Pandemics can challenge our mental health


Adults and adolescents with existing mental health conditions may experience severe challenges caused by the uncertainty and overwhelming fear during the pandemic.

For those suffering from depression, anxiety or bipolar mood disorder, the current pandemic may have a profound impact on their mental health.

A change in perception towards mental health is needed

The outbreak of Covid-19 led to 2020 being a year of trials and immense hardship for many, as well as a new way of life no one could have expected.

Suicide, which is among the top 20 leading causes of death globally for people of all ages, continued to soar as many felt destitute and hopeless.

At the beginning of August, health minister Zweli Mkhize, in a written reply to a DA Parliamentary question in the National Council of Provinces (NCOP)1, stated that close to 1 800 people in South Africa committed suicide in the four months following the declaration of the lockdown in March.

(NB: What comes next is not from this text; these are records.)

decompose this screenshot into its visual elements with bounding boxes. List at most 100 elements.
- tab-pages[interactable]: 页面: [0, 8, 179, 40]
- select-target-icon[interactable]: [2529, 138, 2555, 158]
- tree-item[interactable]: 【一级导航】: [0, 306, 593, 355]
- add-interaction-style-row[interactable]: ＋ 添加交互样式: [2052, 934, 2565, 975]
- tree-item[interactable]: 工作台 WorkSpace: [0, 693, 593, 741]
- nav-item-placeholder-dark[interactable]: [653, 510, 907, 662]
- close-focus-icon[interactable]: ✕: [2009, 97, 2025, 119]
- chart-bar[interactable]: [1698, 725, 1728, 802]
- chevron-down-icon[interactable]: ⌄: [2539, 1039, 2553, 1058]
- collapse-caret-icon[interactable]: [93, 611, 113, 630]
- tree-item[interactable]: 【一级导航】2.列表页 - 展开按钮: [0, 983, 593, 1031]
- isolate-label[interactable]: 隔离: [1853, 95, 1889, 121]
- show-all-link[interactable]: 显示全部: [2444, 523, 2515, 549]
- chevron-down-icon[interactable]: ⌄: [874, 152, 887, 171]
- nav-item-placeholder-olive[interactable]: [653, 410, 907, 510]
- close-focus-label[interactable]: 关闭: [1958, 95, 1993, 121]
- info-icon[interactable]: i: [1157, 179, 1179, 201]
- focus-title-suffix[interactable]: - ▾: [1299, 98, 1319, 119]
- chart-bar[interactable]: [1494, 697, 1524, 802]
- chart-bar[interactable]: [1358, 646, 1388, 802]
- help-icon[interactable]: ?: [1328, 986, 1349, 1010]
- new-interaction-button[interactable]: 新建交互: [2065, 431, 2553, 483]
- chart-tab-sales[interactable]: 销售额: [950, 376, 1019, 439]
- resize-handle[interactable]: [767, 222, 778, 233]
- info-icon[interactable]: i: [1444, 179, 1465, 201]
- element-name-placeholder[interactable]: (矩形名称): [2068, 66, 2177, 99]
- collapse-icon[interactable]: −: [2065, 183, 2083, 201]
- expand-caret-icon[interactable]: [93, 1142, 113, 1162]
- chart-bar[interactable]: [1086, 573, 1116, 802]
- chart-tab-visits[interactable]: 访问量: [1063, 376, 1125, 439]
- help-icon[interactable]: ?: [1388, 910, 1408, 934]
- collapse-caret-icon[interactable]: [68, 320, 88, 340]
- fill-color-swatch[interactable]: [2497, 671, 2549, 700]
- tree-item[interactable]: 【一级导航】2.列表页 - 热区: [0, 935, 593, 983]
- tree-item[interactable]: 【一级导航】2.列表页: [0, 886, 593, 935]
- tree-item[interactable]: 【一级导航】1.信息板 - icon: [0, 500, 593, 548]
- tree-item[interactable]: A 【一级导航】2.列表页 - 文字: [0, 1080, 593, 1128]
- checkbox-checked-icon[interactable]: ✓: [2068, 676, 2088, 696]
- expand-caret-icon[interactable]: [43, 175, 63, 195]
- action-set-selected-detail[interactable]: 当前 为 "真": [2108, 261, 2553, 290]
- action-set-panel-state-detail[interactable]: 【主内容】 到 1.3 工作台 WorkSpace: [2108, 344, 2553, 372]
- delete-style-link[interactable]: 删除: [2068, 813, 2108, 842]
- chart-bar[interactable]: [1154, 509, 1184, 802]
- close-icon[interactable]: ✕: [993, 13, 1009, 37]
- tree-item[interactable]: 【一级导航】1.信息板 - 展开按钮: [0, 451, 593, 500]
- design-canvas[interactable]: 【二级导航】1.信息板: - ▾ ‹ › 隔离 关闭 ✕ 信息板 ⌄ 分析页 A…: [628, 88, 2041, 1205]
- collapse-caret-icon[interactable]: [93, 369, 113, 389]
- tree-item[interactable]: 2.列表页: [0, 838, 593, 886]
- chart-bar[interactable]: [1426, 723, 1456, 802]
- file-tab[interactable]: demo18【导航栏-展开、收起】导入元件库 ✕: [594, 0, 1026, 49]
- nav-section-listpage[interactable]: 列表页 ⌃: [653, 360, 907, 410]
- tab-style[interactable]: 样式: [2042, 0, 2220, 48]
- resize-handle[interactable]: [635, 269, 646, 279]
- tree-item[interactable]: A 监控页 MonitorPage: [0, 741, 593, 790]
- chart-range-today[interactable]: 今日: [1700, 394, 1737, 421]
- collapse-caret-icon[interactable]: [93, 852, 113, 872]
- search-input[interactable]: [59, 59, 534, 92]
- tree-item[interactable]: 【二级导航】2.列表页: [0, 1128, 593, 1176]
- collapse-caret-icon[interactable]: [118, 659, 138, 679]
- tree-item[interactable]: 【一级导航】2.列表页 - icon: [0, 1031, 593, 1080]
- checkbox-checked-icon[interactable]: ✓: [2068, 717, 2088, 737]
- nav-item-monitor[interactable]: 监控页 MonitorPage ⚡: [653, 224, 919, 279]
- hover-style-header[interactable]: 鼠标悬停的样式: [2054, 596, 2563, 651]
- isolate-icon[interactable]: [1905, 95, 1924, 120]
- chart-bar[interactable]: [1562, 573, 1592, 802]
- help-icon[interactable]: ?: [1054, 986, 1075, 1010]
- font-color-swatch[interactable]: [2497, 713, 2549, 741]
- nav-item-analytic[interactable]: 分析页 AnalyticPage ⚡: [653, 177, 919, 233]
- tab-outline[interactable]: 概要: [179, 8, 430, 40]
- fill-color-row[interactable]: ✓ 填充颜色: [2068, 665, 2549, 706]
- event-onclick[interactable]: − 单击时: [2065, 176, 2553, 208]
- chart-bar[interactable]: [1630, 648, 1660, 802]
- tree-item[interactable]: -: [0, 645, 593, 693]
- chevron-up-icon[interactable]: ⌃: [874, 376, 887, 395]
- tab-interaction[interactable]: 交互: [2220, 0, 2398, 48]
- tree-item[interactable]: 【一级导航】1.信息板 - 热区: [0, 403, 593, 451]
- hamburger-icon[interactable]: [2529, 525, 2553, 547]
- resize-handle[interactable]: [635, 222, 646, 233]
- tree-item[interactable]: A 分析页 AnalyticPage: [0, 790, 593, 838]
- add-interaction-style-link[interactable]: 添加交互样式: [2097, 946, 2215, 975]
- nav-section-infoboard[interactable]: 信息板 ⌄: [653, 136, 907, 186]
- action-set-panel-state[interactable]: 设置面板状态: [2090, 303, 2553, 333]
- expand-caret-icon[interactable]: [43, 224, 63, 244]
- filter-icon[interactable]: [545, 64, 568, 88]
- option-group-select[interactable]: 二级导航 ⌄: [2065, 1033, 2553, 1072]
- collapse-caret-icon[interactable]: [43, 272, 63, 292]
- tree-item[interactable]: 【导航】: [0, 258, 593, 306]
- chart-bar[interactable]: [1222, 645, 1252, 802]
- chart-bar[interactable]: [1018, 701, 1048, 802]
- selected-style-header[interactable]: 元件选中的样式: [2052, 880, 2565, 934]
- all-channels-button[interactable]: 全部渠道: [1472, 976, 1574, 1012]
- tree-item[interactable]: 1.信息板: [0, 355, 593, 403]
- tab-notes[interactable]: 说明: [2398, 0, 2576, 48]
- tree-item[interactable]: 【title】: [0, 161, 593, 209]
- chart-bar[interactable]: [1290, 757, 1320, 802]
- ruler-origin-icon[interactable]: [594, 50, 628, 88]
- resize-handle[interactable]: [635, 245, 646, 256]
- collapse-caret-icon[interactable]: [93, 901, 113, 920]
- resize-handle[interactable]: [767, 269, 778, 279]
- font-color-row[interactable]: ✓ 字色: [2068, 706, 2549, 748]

As we start 2021, it remains clear that there is still a lot to overcome.

“Mental health has always been critically important; however, as the pandemic continues to evolve and take its toll, greater focus needs to be placed on taking care of our mental health and the mental health of those around us,” explained Johan Lombaard, clinic manager at Life Brackenview.

Life Mental Health is a leading provider of psychiatric services dedicated to mental wellness care in a holistic and caring environment where a team of experts continue to drive awareness and education around suicide and depression to reduce the stigma and ensure early intervention.

“Isolation, loss of family, financial burdens and loss of income are all triggers to the development and exacerbation of mental health conditions that in many cases require medical intervention for the safety of the patient,” said Lombaard.

“Since the start of the pandemic, we have seen that when mental health care users are admitted, the severity is much more pronounced because of a delay in seeking treatment.”

The arrival of 2021 has brought with it great apprehension for what this year will bring, with many people feeling trapped and hopeless with the challenges this year has already presented.

“Covid-19 is going to be with us for a while to come. Now more than ever, an opportunity exists to destigmatise and promote a culture of acceptance of mental health that will lead the way in 2021,” said Lombaard.

The link between depression and suicide

Life Brackenview’s dedicated team is available to help you cope with feelings of uncertainty, stress, depression and anxiety.

According to statistics released by the South African Depression and Anxiety Group (Sadag), as many as one in six South Africans suffer from anxiety, depression or substance-use problems.

Furthermore, adolescent mental health and depression have become of particular concern over the past year due to increased screen time, isolation, extended school closures, limited social interaction with peers, and witnessing how their families deal with the negative effects of the pandemic and its impact.

Research has also shown that there is a direct link between depression and suicide. While most people may experience diverse moods that range from sadness to loneliness, this can often become more than just a passing mood. Undiagnosed, depression can lead to tragedy.

The immense strain continues to be placed on people and their mental state as they learn to adapt to the changes that have been brought about by the pandemic.

“People need to watch for behavioural changes in their children, relatives and friends, as well as older adults and people with disabilities who need to be reassured that it is common for people to feel distressed during this crisis. Family, friends and colleagues also need to be reminded that asking for and accepting help is a sign of strength,” explained Lombaard.

Should you or a loved one be experiencing feelings of fear, anxiety or going through a depressive episode, Life Healthcare provides private psychiatric services and acute mental health care that can effectively treat and support patients who are taking the strain.

“Coping mechanisms vary from person to person and an increase in psycho-social care is critical to ensure the well-being and livelihoods of those with mental health conditions,” concluded Lombaard.